The genetic testing lets women know if they have the mutated BRCA1 and BRCA2 genes so that doctors can take appropriate steps to screen for ovarian cancer.

Unfortunately, Frank said, tests for ovarian cancer are not often used because they "do not work very well."

Women who are found to have the hereditary form of breast cancer "should think seriously about having their ovaries removed after they have had their children or are 35."

Because some tissue is left behind, it's not foolproof. But it greatly reduces the risk of developing ovarian cancer.

The BRCA1 and BRCA12 gene test isn't complicated from the patient's point of view. It's a matter of having blood drawn. The hard part takes place at Myriad, where it takes three weeks to check out those 17,000 chemical letters. The test isn't used routinely, partly because of cost and partly because doctors have had a hard time deciding who should be screened for the disease. More than that, doctors have been used to looking at cancer as something with "vague causes. The idea it can be very straightforward takes a different mind-set.

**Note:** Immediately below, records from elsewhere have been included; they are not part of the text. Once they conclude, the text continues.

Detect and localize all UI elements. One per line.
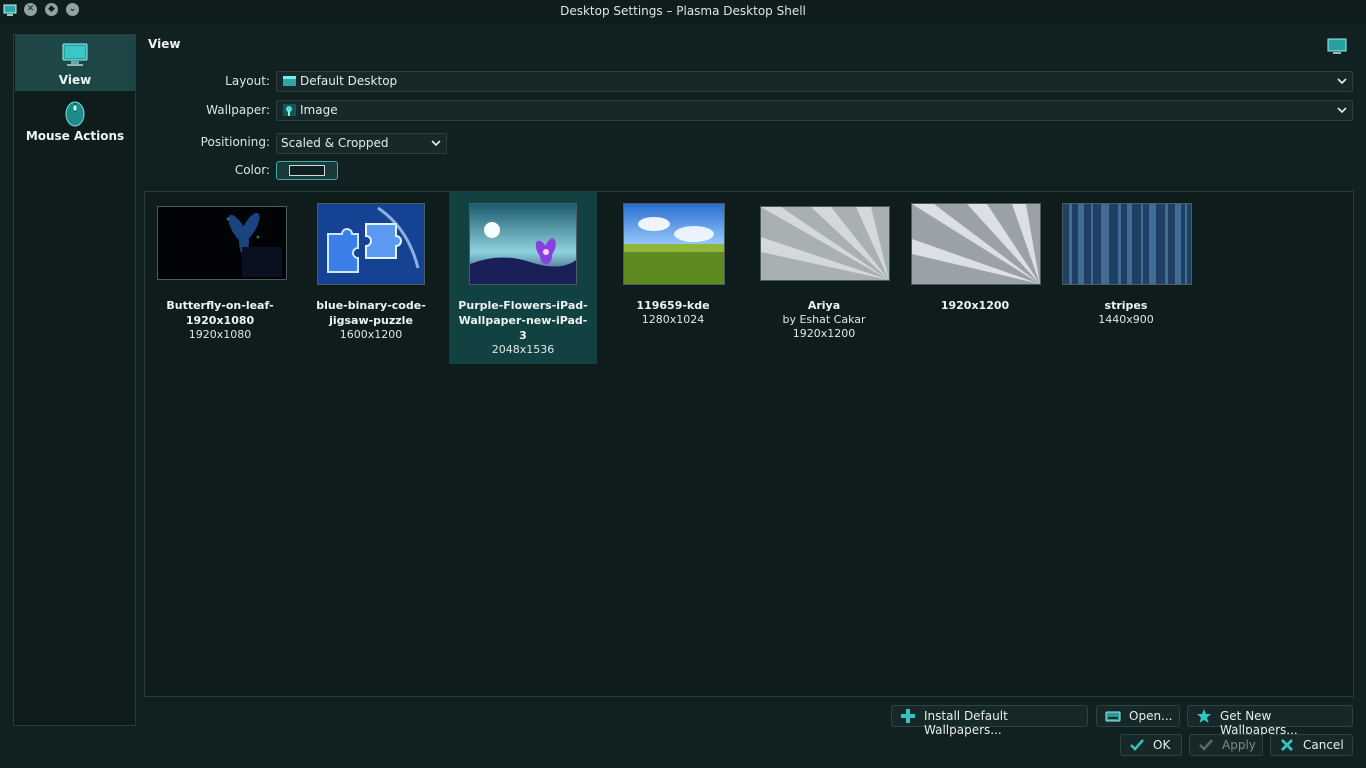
button-label: Install Default Wallpapers...: [924, 709, 1008, 737]
color-swatch: [289, 165, 325, 176]
wallpaper-name: 1920x1200: [901, 298, 1049, 313]
cancel-button[interactable]: Cancel: [1270, 734, 1353, 756]
positioning-value: Scaled & Cropped: [281, 136, 389, 150]
wallpaper-thumbnail: [760, 206, 890, 281]
wallpaper-title: 1920x1200: [940, 299, 1010, 312]
chevron-down-icon: [1337, 107, 1347, 114]
wallpaper-title: Purple-Flowers-iPad-Wallpaper-new-iPad-3: [458, 299, 588, 342]
button-label: Open...: [1129, 709, 1173, 723]
color-label: Color:: [234, 163, 270, 177]
wallpaper-thumbnail: [1062, 203, 1192, 285]
monitor-icon: [62, 43, 88, 66]
install-default-wallpapers-button[interactable]: Install Default Wallpapers...: [891, 705, 1088, 737]
check-icon: [1130, 739, 1144, 751]
wallpaper-item-selected[interactable]: Purple-Flowers-iPad-Wallpaper-new-iPad-3…: [449, 192, 597, 364]
wallpaper-label: Wallpaper:: [206, 103, 270, 117]
button-label: OK: [1153, 738, 1171, 752]
wallpaper-item[interactable]: 1920x1200: [901, 192, 1049, 364]
wallpaper-name: Ariya by Eshat Cakar 1920x1200: [750, 298, 898, 341]
layout-label: Layout:: [225, 74, 270, 88]
check-icon: [1199, 739, 1213, 751]
drive-icon: [1105, 711, 1121, 722]
desktop-icon: [283, 76, 296, 86]
wallpaper-item[interactable]: Ariya by Eshat Cakar 1920x1200: [750, 192, 898, 364]
wallpaper-size: 1920x1080: [188, 328, 252, 341]
get-new-wallpapers-button[interactable]: Get New Wallpapers...: [1187, 705, 1353, 737]
wallpaper-thumbnail: [317, 203, 425, 285]
positioning-select[interactable]: Scaled & Cropped: [276, 133, 447, 154]
ok-button[interactable]: OK: [1120, 734, 1182, 756]
chevron-down-icon: [431, 140, 441, 147]
wallpaper-thumbnail: [623, 203, 725, 285]
button-label: Get New Wallpapers...: [1220, 709, 1298, 737]
wallpaper-name: 119659-kde 1280x1024: [599, 298, 747, 327]
wallpaper-size: 2048x1536: [491, 343, 555, 356]
monitor-icon: [1327, 38, 1347, 54]
wallpaper-item[interactable]: stripes 1440x900: [1052, 192, 1200, 364]
star-icon: [1197, 709, 1211, 723]
chevron-down-icon: [1337, 78, 1347, 85]
wallpaper-select[interactable]: Image: [276, 100, 1353, 121]
wallpaper-title: Butterfly-on-leaf-1920x1080: [166, 299, 274, 327]
color-picker-button[interactable]: [276, 161, 338, 180]
apply-button[interactable]: Apply: [1189, 734, 1263, 756]
wallpaper-item[interactable]: Butterfly-on-leaf-1920x1080 1920x1080: [146, 192, 294, 364]
cancel-icon: [1281, 739, 1293, 751]
wallpaper-size: 1280x1024: [641, 313, 705, 326]
wallpaper-size: 1600x1200: [339, 328, 403, 341]
layout-value: Default Desktop: [300, 74, 398, 88]
wallpaper-author: by Eshat Cakar: [782, 313, 866, 326]
wallpaper-name: Purple-Flowers-iPad-Wallpaper-new-iPad-3…: [449, 298, 597, 357]
button-label: Cancel: [1303, 738, 1344, 752]
wallpaper-title: Ariya: [807, 299, 841, 312]
image-icon: [283, 104, 296, 116]
wallpaper-thumbnail: [911, 203, 1041, 285]
layout-select[interactable]: Default Desktop: [276, 71, 1353, 92]
wallpaper-value: Image: [300, 103, 338, 117]
wallpaper-title: stripes: [1104, 299, 1148, 312]
open-button[interactable]: Open...: [1096, 705, 1180, 727]
button-label: Apply: [1222, 738, 1256, 752]
plus-icon: [901, 709, 915, 723]
wallpaper-title: 119659-kde: [636, 299, 710, 312]
wallpaper-item[interactable]: blue-binary-code-jigsaw-puzzle 1600x1200: [297, 192, 445, 364]
title-bar: ✕ ◆ ⌄ Desktop Settings – Plasma Desktop …: [0, 0, 1366, 24]
wallpaper-thumbnail: [469, 203, 577, 285]
window-title: Desktop Settings – Plasma Desktop Shell: [560, 4, 806, 18]
page-title: View: [148, 37, 181, 51]
wallpaper-name: blue-binary-code-jigsaw-puzzle 1600x1200: [297, 298, 445, 342]
wallpaper-item[interactable]: 119659-kde 1280x1024: [599, 192, 747, 364]
wallpaper-name: Butterfly-on-leaf-1920x1080 1920x1080: [146, 298, 294, 342]
wallpaper-title: blue-binary-code-jigsaw-puzzle: [316, 299, 426, 327]
wallpaper-thumbnail: [157, 206, 287, 280]
positioning-label: Positioning:: [200, 135, 270, 149]
wallpaper-size: 1920x1200: [792, 327, 856, 340]
wallpaper-name: stripes 1440x900: [1052, 298, 1200, 327]
wallpaper-grid: Butterfly-on-leaf-1920x1080 1920x1080 bl…: [144, 191, 1354, 697]
wallpaper-size: 1440x900: [1098, 313, 1154, 326]
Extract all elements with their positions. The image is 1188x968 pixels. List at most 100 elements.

"Look how long it took us to realize that the stomach ulcer is not caused by stress but is an infection," said Frank. "It took 10 years to learn we needed to give antibiotics, not milk."

And while people think of these as breast cancer genes, the ovarian cancer is the part people really need to pay attention to, said Frank. "It can kill someone who survives breast cancer, which is really a tragedy. But it's hard to get doctors and patients to realize this is a two-cancer syndrome.

"What this study does is help doctors identify which women have a hereditary form of breast cancer, which can be very important information."